The smallest is `tiny` the largest is `large`. Replace `small` with your chosen model to change models. Lrger models will take longer to process your audio, but will do so more accurately. Model descriptions can be found [on GitHub](https://github.com/openai/whisper#available-models-and-languages).

In [3]:
model = whisper.load_model("small")

**3. Upload your audio file**

Choose ONE of the options below.

*Option 1: direct upload*

Our example audio file is **the speaking voice of [Anne-Marie Imafidon](https://commons.wikimedia.org/wiki/File:Anne-Marie_Imafidon_voice_-_en.flac)** converted to mp3, [downloadable here](https://drive.google.com/file/d/1ulVCJEJPp77UNJmdSF9IE3Yb7it4yTy1/view?usp=sharing).

Once downloaded, in the sidebar on the left of the screen, select *Files* (the folder icon), hit the upload icon, and upload your mp3 to your notebook. Once the file appears in the sidebar you are ready to go.

In [29]:
input = whisper.load_audio("Anne-Marie_Imafidon_voice_en.mp3")

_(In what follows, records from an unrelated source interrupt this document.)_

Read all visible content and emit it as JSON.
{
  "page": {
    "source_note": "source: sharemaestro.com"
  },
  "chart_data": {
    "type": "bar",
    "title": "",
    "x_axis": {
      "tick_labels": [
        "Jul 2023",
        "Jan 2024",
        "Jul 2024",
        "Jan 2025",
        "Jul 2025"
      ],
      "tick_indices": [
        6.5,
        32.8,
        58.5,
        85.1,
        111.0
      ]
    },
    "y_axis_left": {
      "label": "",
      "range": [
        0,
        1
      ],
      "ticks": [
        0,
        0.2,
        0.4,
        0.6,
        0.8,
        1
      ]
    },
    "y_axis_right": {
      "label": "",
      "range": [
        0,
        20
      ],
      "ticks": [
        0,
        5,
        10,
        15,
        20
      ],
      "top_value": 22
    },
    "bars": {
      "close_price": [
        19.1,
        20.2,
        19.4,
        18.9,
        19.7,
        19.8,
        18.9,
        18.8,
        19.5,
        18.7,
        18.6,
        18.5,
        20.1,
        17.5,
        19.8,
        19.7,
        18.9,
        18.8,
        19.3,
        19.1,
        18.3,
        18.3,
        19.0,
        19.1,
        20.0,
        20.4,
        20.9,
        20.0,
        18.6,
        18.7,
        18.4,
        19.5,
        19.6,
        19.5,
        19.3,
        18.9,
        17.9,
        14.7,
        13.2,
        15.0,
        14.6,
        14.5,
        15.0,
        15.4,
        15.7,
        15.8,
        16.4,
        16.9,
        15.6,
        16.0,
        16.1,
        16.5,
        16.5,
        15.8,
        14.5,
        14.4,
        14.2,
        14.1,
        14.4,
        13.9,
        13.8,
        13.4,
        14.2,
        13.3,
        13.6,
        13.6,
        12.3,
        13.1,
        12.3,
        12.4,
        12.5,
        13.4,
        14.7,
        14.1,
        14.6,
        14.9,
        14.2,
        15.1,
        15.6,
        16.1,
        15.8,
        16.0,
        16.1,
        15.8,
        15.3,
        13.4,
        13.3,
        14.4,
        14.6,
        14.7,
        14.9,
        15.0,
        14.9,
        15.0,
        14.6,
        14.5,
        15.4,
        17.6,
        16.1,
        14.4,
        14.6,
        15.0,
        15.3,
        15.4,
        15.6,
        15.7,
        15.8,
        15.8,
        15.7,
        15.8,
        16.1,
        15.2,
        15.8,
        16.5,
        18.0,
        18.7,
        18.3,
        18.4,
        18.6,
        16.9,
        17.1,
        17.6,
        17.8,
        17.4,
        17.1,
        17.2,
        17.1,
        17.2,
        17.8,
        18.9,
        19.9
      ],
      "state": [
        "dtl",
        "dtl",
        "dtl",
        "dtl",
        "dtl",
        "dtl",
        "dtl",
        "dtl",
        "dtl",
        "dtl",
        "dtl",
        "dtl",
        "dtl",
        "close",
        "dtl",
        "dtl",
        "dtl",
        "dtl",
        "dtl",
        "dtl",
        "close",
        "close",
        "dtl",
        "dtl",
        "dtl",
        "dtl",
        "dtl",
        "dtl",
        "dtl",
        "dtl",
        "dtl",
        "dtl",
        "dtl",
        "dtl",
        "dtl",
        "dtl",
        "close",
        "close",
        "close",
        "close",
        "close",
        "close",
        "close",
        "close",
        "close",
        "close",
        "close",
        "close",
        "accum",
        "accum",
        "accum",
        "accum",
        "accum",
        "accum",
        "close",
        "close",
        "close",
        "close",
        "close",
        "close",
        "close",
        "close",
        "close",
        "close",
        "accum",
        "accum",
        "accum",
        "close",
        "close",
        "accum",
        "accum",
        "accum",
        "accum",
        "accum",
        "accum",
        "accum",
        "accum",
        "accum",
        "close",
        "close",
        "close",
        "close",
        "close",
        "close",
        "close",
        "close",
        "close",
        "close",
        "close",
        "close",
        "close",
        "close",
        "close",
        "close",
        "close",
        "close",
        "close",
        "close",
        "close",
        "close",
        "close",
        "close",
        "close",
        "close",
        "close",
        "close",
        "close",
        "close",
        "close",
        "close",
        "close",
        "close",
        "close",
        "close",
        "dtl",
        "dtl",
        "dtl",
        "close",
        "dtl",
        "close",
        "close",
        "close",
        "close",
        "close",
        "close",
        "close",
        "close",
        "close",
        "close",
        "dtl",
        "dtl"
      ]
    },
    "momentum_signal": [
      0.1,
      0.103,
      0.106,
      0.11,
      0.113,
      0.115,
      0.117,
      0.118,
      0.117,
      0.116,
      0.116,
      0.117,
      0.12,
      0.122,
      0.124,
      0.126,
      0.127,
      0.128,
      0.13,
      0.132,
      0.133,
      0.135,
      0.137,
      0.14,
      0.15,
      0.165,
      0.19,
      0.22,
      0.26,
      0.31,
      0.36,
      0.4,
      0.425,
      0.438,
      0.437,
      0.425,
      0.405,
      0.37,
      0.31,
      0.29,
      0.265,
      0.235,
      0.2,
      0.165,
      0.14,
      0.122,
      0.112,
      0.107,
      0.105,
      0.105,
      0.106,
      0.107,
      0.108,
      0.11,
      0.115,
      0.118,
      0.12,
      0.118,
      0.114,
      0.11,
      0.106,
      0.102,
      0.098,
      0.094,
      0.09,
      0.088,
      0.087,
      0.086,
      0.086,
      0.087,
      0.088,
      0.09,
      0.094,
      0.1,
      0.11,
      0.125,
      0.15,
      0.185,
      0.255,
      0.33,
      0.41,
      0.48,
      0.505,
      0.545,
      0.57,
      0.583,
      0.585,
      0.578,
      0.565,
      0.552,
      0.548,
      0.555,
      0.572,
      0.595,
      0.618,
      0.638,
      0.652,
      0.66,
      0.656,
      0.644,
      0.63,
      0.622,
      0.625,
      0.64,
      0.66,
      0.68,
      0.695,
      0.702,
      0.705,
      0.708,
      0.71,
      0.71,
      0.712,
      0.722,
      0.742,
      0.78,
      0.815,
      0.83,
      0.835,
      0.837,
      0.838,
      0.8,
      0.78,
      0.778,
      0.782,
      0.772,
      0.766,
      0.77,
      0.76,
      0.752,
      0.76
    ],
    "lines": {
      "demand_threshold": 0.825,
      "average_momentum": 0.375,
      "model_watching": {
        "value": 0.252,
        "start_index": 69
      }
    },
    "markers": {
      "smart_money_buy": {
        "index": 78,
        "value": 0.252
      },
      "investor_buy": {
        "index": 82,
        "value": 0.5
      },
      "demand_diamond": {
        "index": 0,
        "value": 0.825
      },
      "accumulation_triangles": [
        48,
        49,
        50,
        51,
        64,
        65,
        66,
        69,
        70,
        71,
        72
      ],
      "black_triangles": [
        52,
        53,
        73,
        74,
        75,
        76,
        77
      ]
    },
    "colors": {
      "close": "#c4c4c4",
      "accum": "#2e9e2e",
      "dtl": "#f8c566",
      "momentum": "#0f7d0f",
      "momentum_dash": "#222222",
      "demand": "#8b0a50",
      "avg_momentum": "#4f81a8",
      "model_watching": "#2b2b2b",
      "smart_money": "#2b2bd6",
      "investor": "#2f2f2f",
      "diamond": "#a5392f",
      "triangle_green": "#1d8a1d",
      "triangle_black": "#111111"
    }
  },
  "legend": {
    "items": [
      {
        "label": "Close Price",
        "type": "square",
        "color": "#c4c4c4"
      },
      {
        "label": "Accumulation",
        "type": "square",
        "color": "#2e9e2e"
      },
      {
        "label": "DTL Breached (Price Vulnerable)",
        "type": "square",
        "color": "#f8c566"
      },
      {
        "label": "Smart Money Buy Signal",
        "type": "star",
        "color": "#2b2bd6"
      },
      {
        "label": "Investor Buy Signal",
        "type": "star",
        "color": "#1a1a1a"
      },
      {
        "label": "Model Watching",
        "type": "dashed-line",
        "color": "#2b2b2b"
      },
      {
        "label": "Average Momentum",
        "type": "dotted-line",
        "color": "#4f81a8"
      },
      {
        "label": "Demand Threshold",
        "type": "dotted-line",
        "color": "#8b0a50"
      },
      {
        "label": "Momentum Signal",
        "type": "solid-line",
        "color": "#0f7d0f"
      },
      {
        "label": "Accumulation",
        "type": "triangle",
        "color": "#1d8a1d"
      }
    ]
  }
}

*Option 2: mount via Google Drive*

This option is ideal for larger files.

First, add the audio file to a folder on your Google Drive called `voice-audio`.

Second, run this cell below to mount your personal Google Drive in the VM (a prompt may ask for an auth code; that auth is not saved anywhere; after entering you auth code, hit enter).

In [4]:
from google.colab import drive
drive.mount('/content/drive')

Drive already mounted at /content/drive; to attempt to forcibly remount, call drive.mount("/content/drive", force_remount=True).


Third, load in the audio file. In this case, the larger `.flac` version of the speaking voice of [Anne-Marie Imafidon](https://commons.wikimedia.org/wiki/File:Anne-Marie_Imafidon_voice_-_en.flac). 

In [5]:
input=whisper.load_audio("/content/drive/MyDrive/voice-audio/Anne-Marie_Imafidon_voice_en.flac")

**4. This code block detects the language of the audio file**

In [6]:
# load audio and pad/trim it to fit 30 seconds
audio = whisper.pad_or_trim(input)

# make log-Mel spectrogram and move to the same device as the model
mel = whisper.log_mel_spectrogram(audio).to(model.device)

# detect the spoken language
_, probs = model.detect_language(mel)
print(f"Detected language: {max(probs, key=probs.get)}")

Detected language: en


**5. Transcribe the audio file**

In [7]:
result = model.transcribe(input)



**6. Print the output**

In [8]:
print(result["text"])

 Hello, I'm Anne-Marie Imaffidon. I was born in Barking Essex and I now run social enterprise, Stemets. I also love Nando's.